Nos processos de objetividade e subjetividade, elos entre o lidar consigo mesmo e com os outros se constituem como problemática a ser vivenciada. O sujeito humano deve interagir com os objetos e com as regras do meio, mas deve também interagir com suas próprias limitações, com suas possibilidades e impossibilidades, com suas carências, afetos, com sua incompletude enquanto ser vivente. Se educar é buscar o bem estar do humano em todo este contexto, o espaçotempo educativo deve priorizar construções de processos harmônicos com as condições da vida humana, em interação com a natureza do próprio homem e da própria vida planetária. Enquanto espaçotempo para ser vivenciado em sua cotidianidade, a escola dos sujeitos em processos de interações permanentes deve-se voltar à compreensão de que todo conhecimento é, na verdade, “conhecimento do outro”.

Constituímos-nos como sujeitos a partir do desejo e do conhecimento dos outros, mas é no processo de conscientização de nossas limitações e de nossas conquistas que nos tornamos humanos.

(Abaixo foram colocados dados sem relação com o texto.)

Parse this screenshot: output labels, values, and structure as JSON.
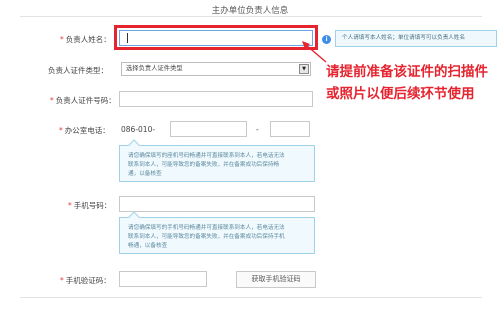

A escola, enquanto lócus social criado na modernidade, necessita com demasiada urgência rever suas funções e estabelecer vínculos maiores com o tempo presente que ora vivenciamos, repleto de novas conquistas em todos os aspectos da atividade humana. Novos modelos de se pensar a realidade e a vida surgem na ciência e na tecnologia, mas podemos observar que toda esta movimentação tem pouca apropriação no âmbito educacional. A necessidade de mudanças significativas se faz presente quando a escola se vê como um espaço de distanciamento desta evolução. Se os paradigmas científicos mudam, se evolui a tecnologia e o pensamento filosófico, a escola também deve acompanhar todo este processo, visto sua importância como instituição social construída para ser espaço privilegiado de transmissão da herança cultural acumulada pela humanidade através de sua história.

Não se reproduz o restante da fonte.